As per a statement issued to a local newspaper by the then LERP Director Mr Shafiq Paracha, erstwhile Karachi Electric Supply Corporation (KESC), now K-Electric was allocated Rs400 million for the electrification of all three resettlement schemes under the project.
By 2006, electricity works in Taiser Town’s sectors 50 and 51 were said to be underway and a document procured by Ali revealed that 2009 marked the last cheque worth Rs50 million, which was duly deposited to the electric company, to finalise the town’s electrification. Yet, 13 years later, the said sectors are still forced to rely on illegal kundas as the town’s primary means of securing electricity, for which the residents often have to bribe officials and suffer harassment at their hands.
Other amenities like gas and water are also scant in the forgotten resettlement colony. Although underground pipelines were laid during the inception of the project, the flow never quite graced the pipes, rendering them damaged after several years of remaining unutilised.
Talking about the plan for the provision of water, Ali revealed that initially the LERP would routinely provide the colony with water tankers but they stopped doing so in 2010 when the funds ran out. “Now, we spend a portion of our already meagre income to buy water tankers which keep getting more expensive by the day,” he lamented.
“Take a photo of Abdul Qayyum, and tell everyone he prays five times a day but runs ten times to the mosque to utilise the toilet because he cannot afford to buy water in his own house,” blurts Mukhtar, a loud-mouthed resident of the colony while pointing towards a bearded, middle-aged man. The latter meekly smiles at the awkward confrontation.

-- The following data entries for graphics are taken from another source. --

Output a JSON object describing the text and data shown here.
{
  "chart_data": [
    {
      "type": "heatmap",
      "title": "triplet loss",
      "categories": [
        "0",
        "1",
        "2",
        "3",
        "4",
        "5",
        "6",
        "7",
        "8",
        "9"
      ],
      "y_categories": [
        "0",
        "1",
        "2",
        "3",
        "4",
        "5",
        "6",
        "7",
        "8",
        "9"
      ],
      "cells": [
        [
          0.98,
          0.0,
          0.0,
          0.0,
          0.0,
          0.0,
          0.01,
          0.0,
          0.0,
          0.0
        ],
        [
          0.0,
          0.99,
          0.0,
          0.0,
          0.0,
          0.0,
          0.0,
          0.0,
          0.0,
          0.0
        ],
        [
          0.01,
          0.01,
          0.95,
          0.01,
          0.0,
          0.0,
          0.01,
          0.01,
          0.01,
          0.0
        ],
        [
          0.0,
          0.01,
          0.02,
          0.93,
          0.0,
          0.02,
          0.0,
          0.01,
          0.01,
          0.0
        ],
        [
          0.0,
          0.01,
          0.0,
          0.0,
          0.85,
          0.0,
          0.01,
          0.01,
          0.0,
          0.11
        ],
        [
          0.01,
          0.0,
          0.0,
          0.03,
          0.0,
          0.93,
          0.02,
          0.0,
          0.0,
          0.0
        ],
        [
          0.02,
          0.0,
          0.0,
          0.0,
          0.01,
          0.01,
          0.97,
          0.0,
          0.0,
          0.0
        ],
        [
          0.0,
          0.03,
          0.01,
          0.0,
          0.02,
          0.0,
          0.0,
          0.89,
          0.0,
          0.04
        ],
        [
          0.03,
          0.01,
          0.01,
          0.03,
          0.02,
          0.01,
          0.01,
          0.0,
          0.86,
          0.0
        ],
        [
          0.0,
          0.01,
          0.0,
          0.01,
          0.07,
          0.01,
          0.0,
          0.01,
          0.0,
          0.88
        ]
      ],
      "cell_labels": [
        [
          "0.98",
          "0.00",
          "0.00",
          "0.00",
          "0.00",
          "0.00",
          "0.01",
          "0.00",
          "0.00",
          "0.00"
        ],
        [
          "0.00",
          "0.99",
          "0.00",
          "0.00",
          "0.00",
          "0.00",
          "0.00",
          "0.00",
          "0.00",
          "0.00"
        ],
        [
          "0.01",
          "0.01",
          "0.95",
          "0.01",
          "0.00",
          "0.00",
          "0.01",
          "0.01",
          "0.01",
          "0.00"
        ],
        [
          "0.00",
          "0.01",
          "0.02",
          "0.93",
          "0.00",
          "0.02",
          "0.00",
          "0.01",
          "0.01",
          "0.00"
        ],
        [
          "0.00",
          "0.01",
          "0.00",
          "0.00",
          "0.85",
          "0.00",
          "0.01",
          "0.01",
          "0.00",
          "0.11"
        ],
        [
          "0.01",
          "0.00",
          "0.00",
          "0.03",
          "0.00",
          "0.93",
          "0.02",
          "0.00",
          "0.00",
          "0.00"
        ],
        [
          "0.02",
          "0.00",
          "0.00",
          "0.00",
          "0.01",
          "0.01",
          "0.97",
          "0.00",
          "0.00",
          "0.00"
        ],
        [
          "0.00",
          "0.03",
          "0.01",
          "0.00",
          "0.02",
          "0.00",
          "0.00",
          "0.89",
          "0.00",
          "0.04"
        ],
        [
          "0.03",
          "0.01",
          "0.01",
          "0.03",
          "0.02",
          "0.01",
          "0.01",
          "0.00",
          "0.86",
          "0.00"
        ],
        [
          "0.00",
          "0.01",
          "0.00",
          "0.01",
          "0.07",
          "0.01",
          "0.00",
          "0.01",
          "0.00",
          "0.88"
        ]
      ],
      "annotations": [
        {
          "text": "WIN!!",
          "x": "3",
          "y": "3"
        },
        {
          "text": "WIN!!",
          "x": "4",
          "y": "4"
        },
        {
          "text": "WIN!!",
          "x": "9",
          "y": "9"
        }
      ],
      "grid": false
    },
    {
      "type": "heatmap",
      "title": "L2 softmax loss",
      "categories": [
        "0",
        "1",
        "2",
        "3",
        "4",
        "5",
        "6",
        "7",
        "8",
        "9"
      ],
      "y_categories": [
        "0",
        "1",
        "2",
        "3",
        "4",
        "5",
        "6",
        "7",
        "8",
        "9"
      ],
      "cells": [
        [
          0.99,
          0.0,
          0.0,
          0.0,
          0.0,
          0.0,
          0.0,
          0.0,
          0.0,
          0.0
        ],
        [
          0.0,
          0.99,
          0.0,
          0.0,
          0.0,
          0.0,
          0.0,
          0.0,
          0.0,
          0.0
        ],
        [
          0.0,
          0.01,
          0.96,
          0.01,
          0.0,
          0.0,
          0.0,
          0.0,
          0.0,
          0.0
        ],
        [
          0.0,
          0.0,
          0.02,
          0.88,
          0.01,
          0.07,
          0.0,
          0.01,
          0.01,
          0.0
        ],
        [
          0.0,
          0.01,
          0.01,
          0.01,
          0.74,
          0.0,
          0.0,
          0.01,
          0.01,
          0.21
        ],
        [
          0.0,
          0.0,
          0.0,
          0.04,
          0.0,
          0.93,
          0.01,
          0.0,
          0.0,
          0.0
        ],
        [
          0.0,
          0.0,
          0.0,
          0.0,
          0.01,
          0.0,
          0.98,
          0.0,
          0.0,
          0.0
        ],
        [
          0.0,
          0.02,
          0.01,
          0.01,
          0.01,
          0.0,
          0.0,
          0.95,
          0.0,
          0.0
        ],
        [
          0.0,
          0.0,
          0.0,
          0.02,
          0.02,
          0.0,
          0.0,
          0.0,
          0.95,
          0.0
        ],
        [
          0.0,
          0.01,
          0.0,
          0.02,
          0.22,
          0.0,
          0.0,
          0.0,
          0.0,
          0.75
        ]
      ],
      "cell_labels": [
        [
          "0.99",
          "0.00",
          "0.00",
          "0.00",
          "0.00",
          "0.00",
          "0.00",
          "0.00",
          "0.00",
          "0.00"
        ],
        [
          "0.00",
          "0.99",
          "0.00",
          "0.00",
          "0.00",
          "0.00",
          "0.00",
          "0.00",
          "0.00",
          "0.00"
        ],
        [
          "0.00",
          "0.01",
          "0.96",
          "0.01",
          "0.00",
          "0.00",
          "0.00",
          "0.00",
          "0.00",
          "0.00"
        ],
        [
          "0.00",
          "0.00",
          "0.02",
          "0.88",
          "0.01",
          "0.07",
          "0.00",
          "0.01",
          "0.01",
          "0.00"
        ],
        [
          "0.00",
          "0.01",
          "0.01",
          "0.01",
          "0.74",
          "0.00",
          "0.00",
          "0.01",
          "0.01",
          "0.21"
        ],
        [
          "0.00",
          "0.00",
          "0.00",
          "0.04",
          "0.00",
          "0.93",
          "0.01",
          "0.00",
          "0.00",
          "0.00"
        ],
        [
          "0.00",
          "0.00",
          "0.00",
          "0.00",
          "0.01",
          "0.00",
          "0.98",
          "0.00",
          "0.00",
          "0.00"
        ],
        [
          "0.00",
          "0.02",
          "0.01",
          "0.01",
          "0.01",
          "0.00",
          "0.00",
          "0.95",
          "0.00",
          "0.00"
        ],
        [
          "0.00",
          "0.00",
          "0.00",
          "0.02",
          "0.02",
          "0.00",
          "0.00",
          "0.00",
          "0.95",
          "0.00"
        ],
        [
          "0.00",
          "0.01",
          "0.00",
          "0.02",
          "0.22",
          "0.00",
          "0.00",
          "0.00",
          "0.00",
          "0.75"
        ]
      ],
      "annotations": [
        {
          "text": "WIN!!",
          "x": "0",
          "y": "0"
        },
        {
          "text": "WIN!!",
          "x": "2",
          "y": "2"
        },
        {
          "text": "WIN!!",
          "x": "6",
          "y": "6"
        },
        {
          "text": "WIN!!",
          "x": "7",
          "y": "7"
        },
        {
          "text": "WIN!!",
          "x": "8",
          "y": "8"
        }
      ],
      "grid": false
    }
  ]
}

The longer one stays in the town, the more distant it appears from the greater Karachi city until one eventually forgets that the town, in fact, exists within the city limits – a sort of disassociation 16 long years in Taiser Town has cast upon its residents, who often tend to refer moving anywhere beyond it as going to the city, forgetting they are in one.
A den for the mafias
As the sun sets upon the desolate township and shadows grow taller, it begins to appear that streets of Taiser Town are not a safe place to be. Curtains drawn, windows shut and gates locked; even the gaggle of women under the neem tree retires to the stuffy confines of their homes. What remains is the unshakable feeling of being watched.
“With no fence but a single unconcerned police van, crimes are rampant here and all kinds of mafias come out to play in the dark,” reveals Ali as he hurriedly traces his steps back to his associate, trying to avoid any unwanted attention from the keenly observing men on the corner of the street. “They’re the qabza mafia, they’ve occupied and sold all this land meant for public schools,” he whispers discreetly hinting at a cluster of plots.
While time flows like a swiftly meandering river through the hustle and bustle of the growing metropolis, it seems to stand still in forgotten urban spaces like Taiser Town, where development never reached. Those who could afford it took their chances and fled the township to live and work in the heart of the city, leaving behind clusters of empty or half-built plots. But those who could not, find themselves forgotten and left to whither in this deplorable ghost town.
“Maybe if I still lived in the city, I would’ve been able to give my kids a better life, but there’s no hope here, only misery in this godforsaken town,” said Rukiya Begum, her words echoing the sentiments of her neighbours.
Published in The Express Tribune, December 10th, 2019.